Lee Hannah, Shon Yoon-Jung, Kim Hyerim, Paik Hyesun, Park Hee-Pyoung
Department of Anesthesiology and Pain Medicine, Seoul National University Hospital, Seoul National University College of Medicine, Seoul, Korea.
Korean J Anesthesiol. 2014 Aug;67(2):115-22. doi: 10.4097/kjae.2014.67.2.115. Epub 2014 Aug 26.
The Acute Physiology and Chronic Health Evaluation (APACHE) IV model has not yet been validated in Korea. The aim of this study was to compare the ability of the APACHE IV with those of APACHE II, Simplified Acute Physiology Score (SAPS) 3, and Korean SAPS 3 in predicting hospital mortality in a surgical intensive care unit (SICU) population.

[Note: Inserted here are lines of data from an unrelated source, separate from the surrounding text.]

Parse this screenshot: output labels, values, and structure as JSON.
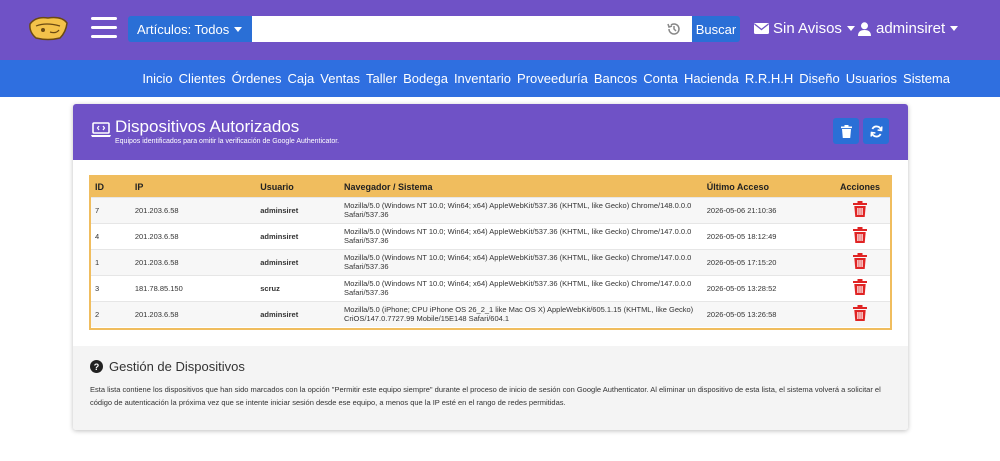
{
  "topbar": {
    "filter_label": "Artículos: Todos",
    "search_value": "",
    "search_button": "Buscar",
    "notices_label": "Sin Avisos",
    "user_label": "adminsiret"
  },
  "nav": [
    "Inicio",
    "Clientes",
    "Órdenes",
    "Caja",
    "Ventas",
    "Taller",
    "Bodega",
    "Inventario",
    "Proveeduría",
    "Bancos",
    "Conta",
    "Hacienda",
    "R.R.H.H",
    "Diseño",
    "Usuarios",
    "Sistema"
  ],
  "card": {
    "title": "Dispositivos Autorizados",
    "subtitle": "Equipos identificados para omitir la verificación de Google Authenticator."
  },
  "table": {
    "headers": [
      "ID",
      "IP",
      "Usuario",
      "Navegador / Sistema",
      "Último Acceso",
      "Acciones"
    ],
    "rows": [
      {
        "id": "7",
        "ip": "201.203.6.58",
        "user": "adminsiret",
        "agent": "Mozilla/5.0 (Windows NT 10.0; Win64; x64) AppleWebKit/537.36 (KHTML, like Gecko) Chrome/148.0.0.0 Safari/537.36",
        "last": "2026-05-06 21:10:36"
      },
      {
        "id": "4",
        "ip": "201.203.6.58",
        "user": "adminsiret",
        "agent": "Mozilla/5.0 (Windows NT 10.0; Win64; x64) AppleWebKit/537.36 (KHTML, like Gecko) Chrome/147.0.0.0 Safari/537.36",
        "last": "2026-05-05 18:12:49"
      },
      {
        "id": "1",
        "ip": "201.203.6.58",
        "user": "adminsiret",
        "agent": "Mozilla/5.0 (Windows NT 10.0; Win64; x64) AppleWebKit/537.36 (KHTML, like Gecko) Chrome/147.0.0.0 Safari/537.36",
        "last": "2026-05-05 17:15:20"
      },
      {
        "id": "3",
        "ip": "181.78.85.150",
        "user": "scruz",
        "agent": "Mozilla/5.0 (Windows NT 10.0; Win64; x64) AppleWebKit/537.36 (KHTML, like Gecko) Chrome/147.0.0.0 Safari/537.36",
        "last": "2026-05-05 13:28:52"
      },
      {
        "id": "2",
        "ip": "201.203.6.58",
        "user": "adminsiret",
        "agent": "Mozilla/5.0 (iPhone; CPU iPhone OS 26_2_1 like Mac OS X) AppleWebKit/605.1.15 (KHTML, like Gecko) CriOS/147.0.7727.99 Mobile/15E148 Safari/604.1",
        "last": "2026-05-05 13:26:58"
      }
    ]
  },
  "info": {
    "title": "Gestión de Dispositivos",
    "text": "Esta lista contiene los dispositivos que han sido marcados con la opción \"Permitir este equipo siempre\" durante el proceso de inicio de sesión con Google Authenticator. Al eliminar un dispositivo de esta lista, el sistema volverá a solicitar el código de autenticación la próxima vez que se intente iniciar sesión desde ese equipo, a menos que la IP esté en el rango de redes permitidas."
  },
  "colors": {
    "header_purple": "#6f52c6",
    "nav_blue": "#2f6fe0",
    "button_blue": "#2a6fd6",
    "table_header": "#f0bd5e",
    "danger_red": "#e02424"
  },
  "icons": [
    "logo-icon",
    "hamburger-icon",
    "history-icon",
    "envelope-icon",
    "user-icon",
    "device-icon",
    "trash-icon",
    "refresh-icon",
    "question-icon"
  ]
}
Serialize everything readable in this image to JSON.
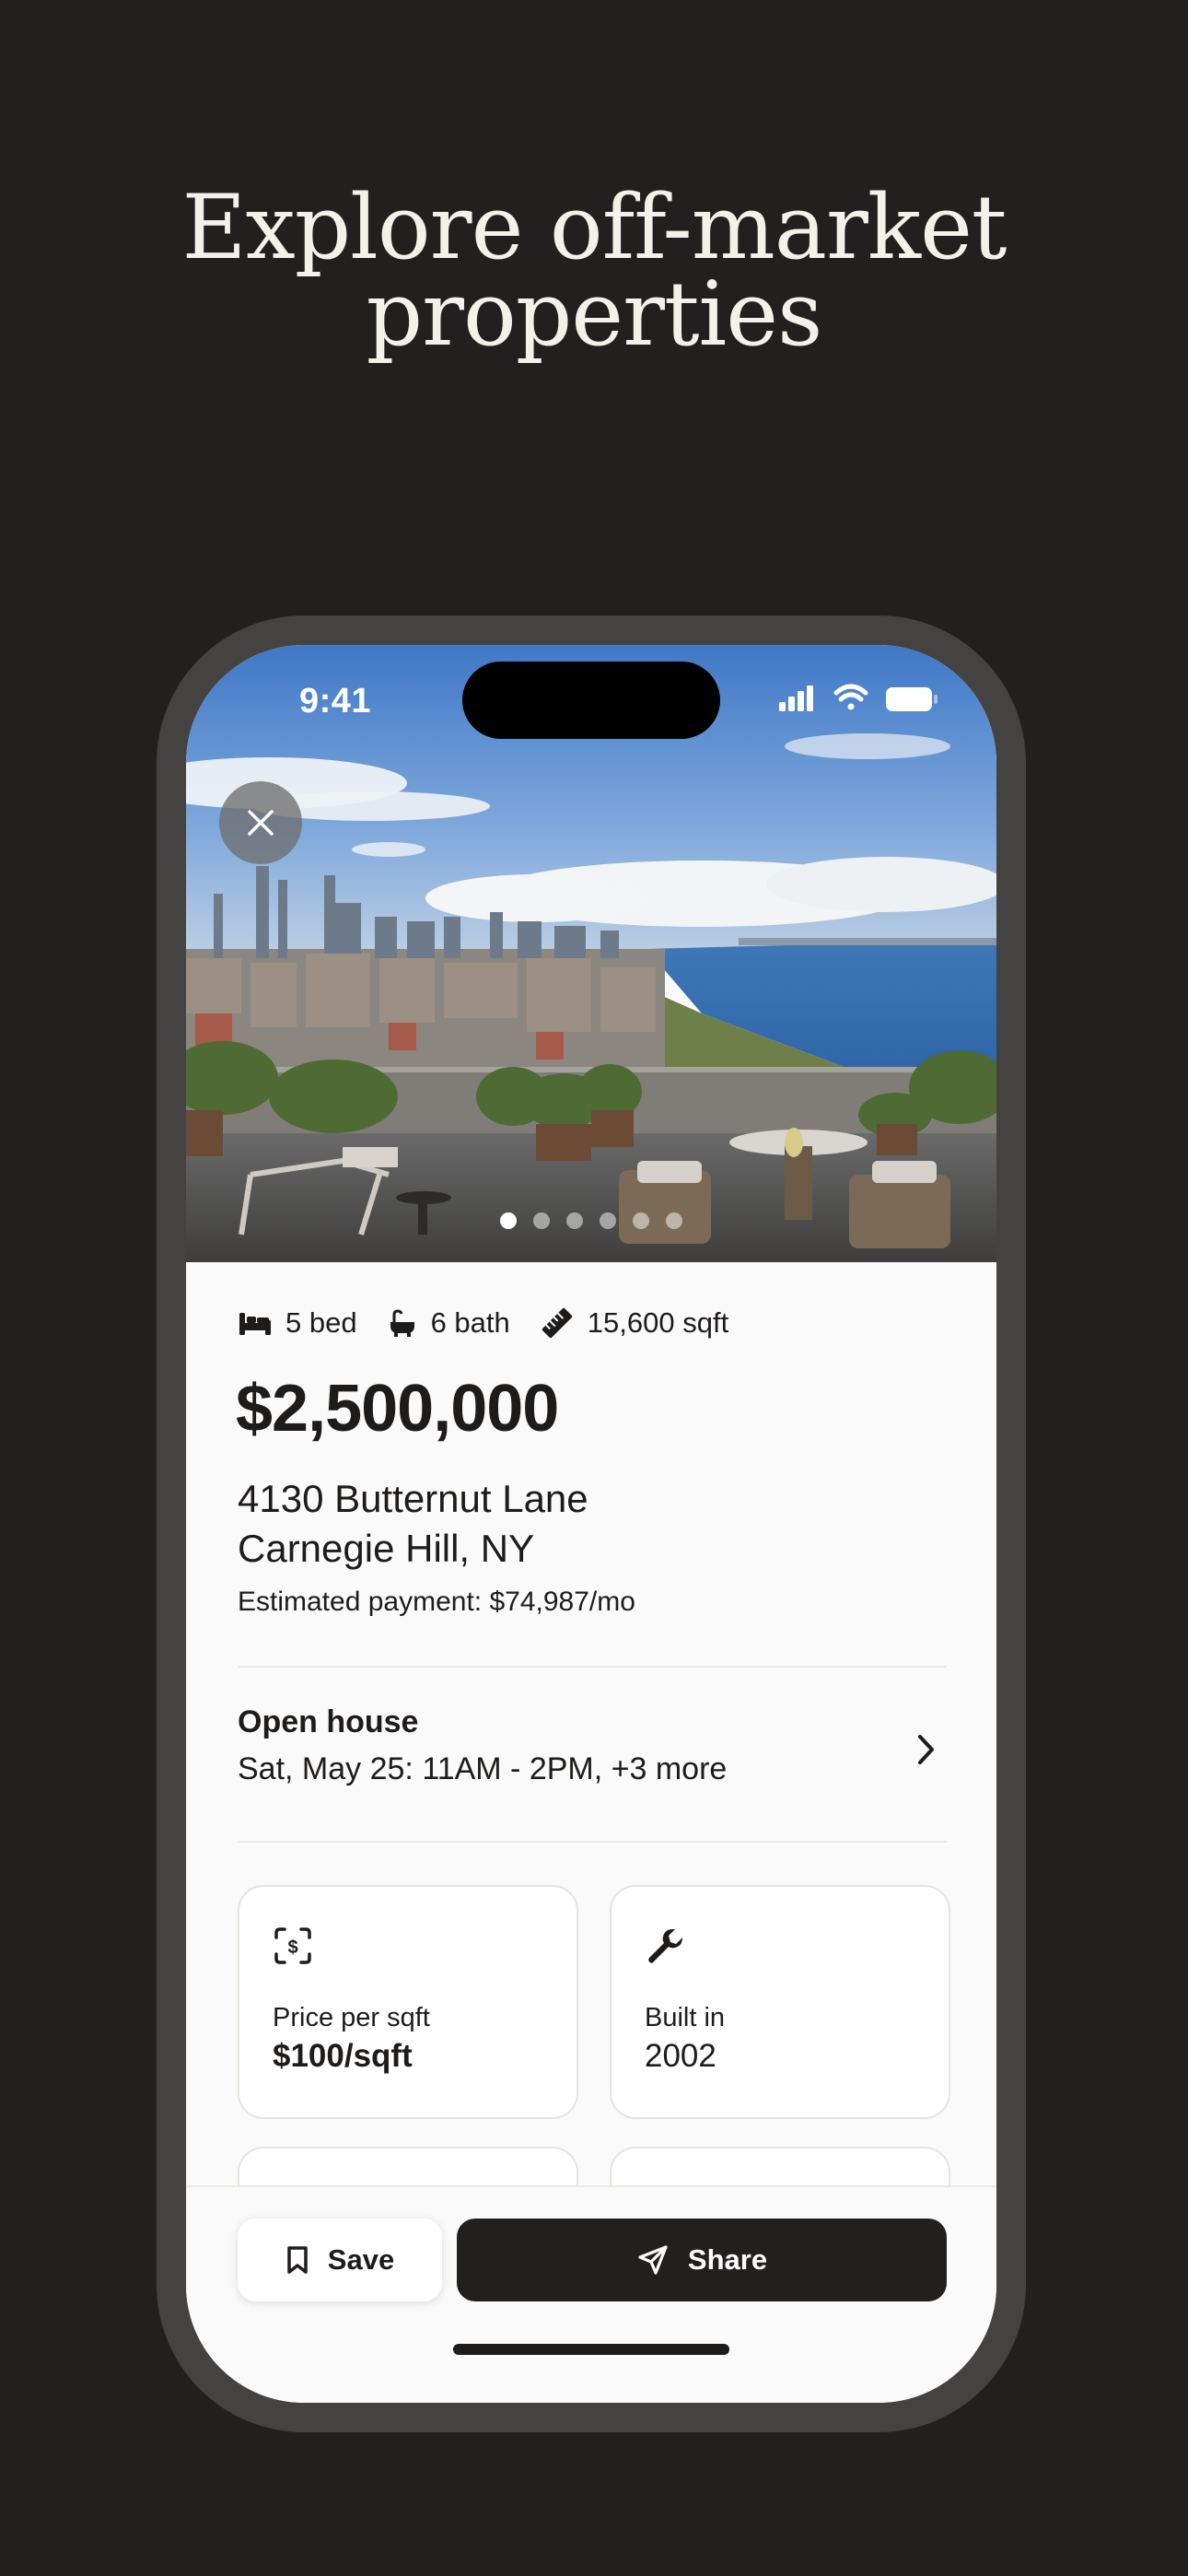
{
  "promo": {
    "headline_line1": "Explore off-market",
    "headline_line2": "properties"
  },
  "status_bar": {
    "time": "9:41",
    "icons": [
      "signal-icon",
      "wifi-icon",
      "battery-icon"
    ]
  },
  "gallery": {
    "photo_count": 6,
    "active_index": 0
  },
  "listing": {
    "beds": "5 bed",
    "baths": "6 bath",
    "area": "15,600 sqft",
    "price": "$2,500,000",
    "address_line1": "4130 Butternut Lane",
    "address_line2": "Carnegie Hill, NY",
    "estimated_payment": "Estimated payment: $74,987/mo"
  },
  "open_house": {
    "title": "Open house",
    "schedule": "Sat, May 25: 11AM - 2PM, +3 more"
  },
  "facts": [
    {
      "icon": "dollar-scan-icon",
      "label": "Price per sqft",
      "value": "$100/sqft"
    },
    {
      "icon": "wrench-icon",
      "label": "Built in",
      "value": "2002"
    }
  ],
  "actions": {
    "save_label": "Save",
    "share_label": "Share"
  },
  "colors": {
    "background": "#221f1f",
    "headline": "#f4f0ea",
    "text": "#1e1c1b",
    "share_button": "#221f1f"
  }
}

We retrospectively reviewed electronic medical records for patients admitted to the SICU from March 2011 to February 2012 in a university hospital. Measurements of discrimination and calibration were performed using the area under the receiver operating characteristic curve (AUC) and the Hosmer-Lemeshow test, respectively. We calculated the standardized mortality ratio (SMR, actual mortality predicted mortality) for the four models.
The study included 1,314 patients. The hospital mortality rate was 3.3%. The discriminative powers of all models were similar and very reliable. The AUCs were 0.80 for APACHE IV, 0.85 for APACHE II, 0.86 for SAPS 3, and 0.86 for Korean SAPS 3. Hosmer and Lemeshow C and H statistics showed poor calibration for all of the models (P < 0.05). The SMRs of APACHE IV, APACHE II, SAPS 3, and Korean SAPS 3 were 0.21, 0.11 0.23, 0.34, and 0.25, respectively.
The APACHE IV revealed good discrimination but poor calibration. The overall discrimination and calibration of APACHE IV were similar to those of APACHE II, SAPS 3, and Korean SAPS 3 in this study. A high level of customization is required to improve calibration in this study setting.
急性生理学与慢性健康状况评估(APACHE)IV模型尚未在韩国得到验证。本研究的目的是比较APACHE IV与APACHE II、简化急性生理学评分(SAPS)3以及韩国SAPS 3在预测外科重症监护病房(SICU)患者医院死亡率方面的能力。
我们回顾性分析了2011年3月至2012年2月在一家大学医院SICU住院患者的电子病历。分别使用受试者工作特征曲线下面积(AUC)和Hosmer-Lemeshow检验进行区分度和校准测量。我们计算了这四种模型的标准化死亡率比值(SMR,实际死亡率/预测死亡率)。
该研究纳入了1314例患者。医院死亡率为3.3%。所有模型的区分能力相似且非常可靠。APACHE IV的AUC为0.80,APACHE II为0.85,SAPS 3为0.86,韩国SAPS 3为0.86。Hosmer和Lemeshow C及H统计量显示所有模型的校准效果均较差(P < 0.05)。APACHE IV、APACHE II、SAPS 3和韩国SAPS 3的SMR分别为0.21、0.11、0.23、0.34和0.25。
APACHE IV显示出良好的区分度但校准效果较差。在本研究中,APACHE IV的整体区分度和校准与APACHE II、SAPS 3和韩国SAPS 3相似。在本研究环境中,需要高度定制化以改善校准。